In riverine ecosystems, human‐induced stressors related to flow regulation and bank stabilisation have accumulated over time. The restoration of these highly anthropised ecosystems has become a major issue over the last few decades, with ambitious stated objectives. However, while the individual impact of flow regulation and channelisation on river functioning has been extensively studied, the response of ecological communities to multiple co‐occurring human‐induced stressors remains largely unexplored.
Using a sampling design based on five river reaches in the Rhône catchment, ranging from unregulated in flow and bedload transport to intensively regulated reaches, we sought to understand how the accumulation of anthropogenic stressors influenced the functional response of riparian plants communities on gravel bars. By using 12 ecological and morphological traits, we performed a classification analysis to construct six riparian guilds and investigated whether their representativeness, as well as the mean value of individual traits, varied with increasing levels of anthropogenic stressors.
Species cover and redundancy in several guilds increased or decreased significantly with increasing pressures. Thus, the guild of small taproot herbs with low nutrient and soil moisture requirements (xero‐oligotro‐taproot species guild) and the guild of taproot herbs adapted to very bright and dry conditions (mesoxero‐mesotro‐taproot species guild) dominated the unregulated reaches with active bedload transport. Conversely, regulated reaches with stabilised baseflow and inactive transport were dominated by the guild of flood‐tolerant trees (hygro‐perennial tall species guild) and the guild of vegetatively reproducing and flood‐tolerant perennial herbs (hygro‐perennial clonal species guild).

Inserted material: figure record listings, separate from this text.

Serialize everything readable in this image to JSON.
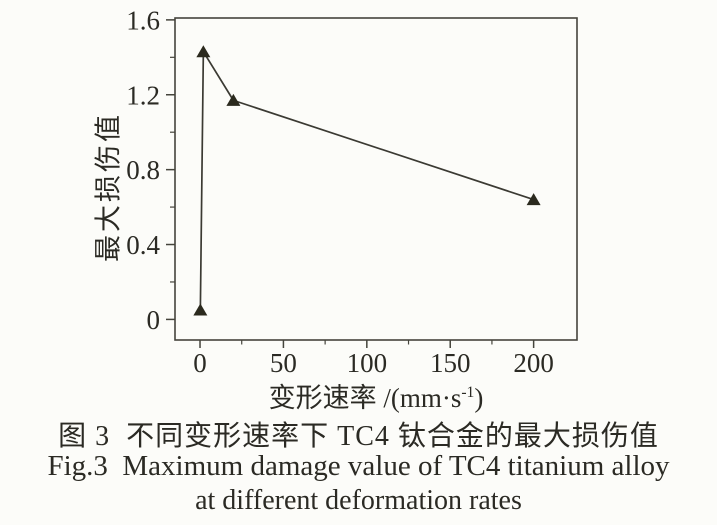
{
  "figure": {
    "caption_zh": "图 3  不同变形速率下 TC4 钛合金的最大损伤值",
    "caption_en_line1": "Fig.3  Maximum damage value of TC4 titanium alloy",
    "caption_en_line2": "at different deformation rates"
  },
  "chart_data": {
    "type": "line",
    "title": "",
    "ylabel": "最大损伤值",
    "xlabel_prefix": "变形速率 /(mm·s",
    "xlabel_sup": "-1",
    "xlabel_suffix": ")",
    "series": [
      {
        "name": "maximum-damage-value",
        "marker": "triangle",
        "points": [
          {
            "x": 0.2,
            "y": 0.05
          },
          {
            "x": 2,
            "y": 1.43
          },
          {
            "x": 20,
            "y": 1.17
          },
          {
            "x": 200,
            "y": 0.64
          }
        ]
      }
    ],
    "x_ticks": [
      0,
      50,
      100,
      150,
      200
    ],
    "x_minor_ticks": [
      25,
      75,
      125,
      175
    ],
    "y_ticks": [
      0,
      0.4,
      0.8,
      1.2,
      1.6
    ],
    "y_minor_ticks": [
      0.2,
      0.6,
      1.0,
      1.4
    ],
    "xlim": [
      -15,
      226
    ],
    "ylim": [
      -0.11,
      1.61
    ],
    "grid": false,
    "legend": false,
    "colors": {
      "line": "#3b3a33",
      "marker": "#2b2a1e",
      "axis": "#45443c",
      "text": "#2b2a24",
      "background": "#fcfcf9"
    }
  }
}
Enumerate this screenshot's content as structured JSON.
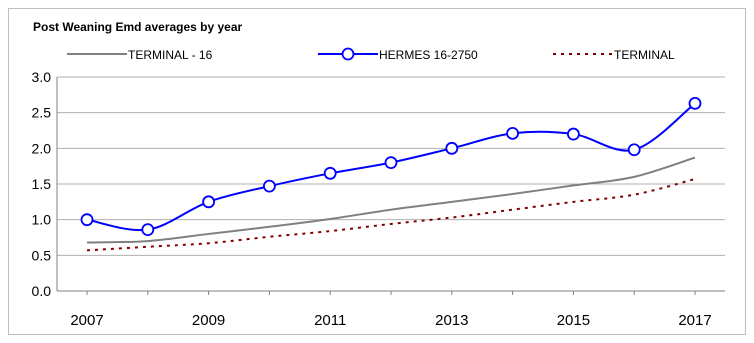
{
  "chart_data": {
    "type": "line",
    "title": "Post Weaning Emd  averages by year",
    "xlabel": "",
    "ylabel": "",
    "x": [
      2007,
      2008,
      2009,
      2010,
      2011,
      2012,
      2013,
      2014,
      2015,
      2016,
      2017
    ],
    "xticks": [
      "2007",
      "2009",
      "2011",
      "2013",
      "2015",
      "2017"
    ],
    "xlim": [
      2007,
      2017
    ],
    "ylim": [
      0,
      3
    ],
    "yticks": [
      "0.0",
      "0.5",
      "1.0",
      "1.5",
      "2.0",
      "2.5",
      "3.0"
    ],
    "grid": "horizontal",
    "legend": "top",
    "series": [
      {
        "name": "TERMINAL - 16",
        "color": "#808080",
        "style": "solid",
        "marker": "none",
        "values": [
          0.68,
          0.7,
          0.8,
          0.9,
          1.01,
          1.14,
          1.25,
          1.36,
          1.48,
          1.6,
          1.87
        ]
      },
      {
        "name": "HERMES 16-2750",
        "color": "#0000ff",
        "style": "solid",
        "marker": "circle",
        "values": [
          1.0,
          0.86,
          1.25,
          1.47,
          1.65,
          1.8,
          2.0,
          2.21,
          2.2,
          1.98,
          2.63
        ]
      },
      {
        "name": "TERMINAL",
        "color": "#800000",
        "style": "dotted",
        "marker": "none",
        "values": [
          0.57,
          0.62,
          0.67,
          0.76,
          0.84,
          0.94,
          1.03,
          1.14,
          1.25,
          1.35,
          1.57
        ]
      }
    ]
  }
}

Analysis of individual traits revealed a shift in environmental conditions, from full light to shade tolerance and from dry to humid, with increasing anthropogenic stressors. In response to this decrease in drought levels, plants traits shifted from annual to perennial species, from sexual to vegetative strategies and from taproots to a fibrous root system.
Our results highlight the accumulated effects that anthropogenic stressors can have on riparian communities, inducing a progressive shift in certain traits related to life history, reproductive strategies, and drought adaptations. This effect on a set of shared traits reveals the strong influence that human infrastructures can have on the ecological niche of species and the morphological adaptations of riparian vegetation.
From an applied point of view, and for highly anthropised rivers, our results suggest that restoration actions targeting a single stressor will not be sufficient to reorient riparian plant communities towards an ecological state closer to reference systems. Since human‐induced stressors have often deeply altered the flow and sediment regimes of rivers, a more integrated approach based on the restoration of erosion and flooding processes is essential to allow the expression of a wider diversity of riparian plant communities and habitats.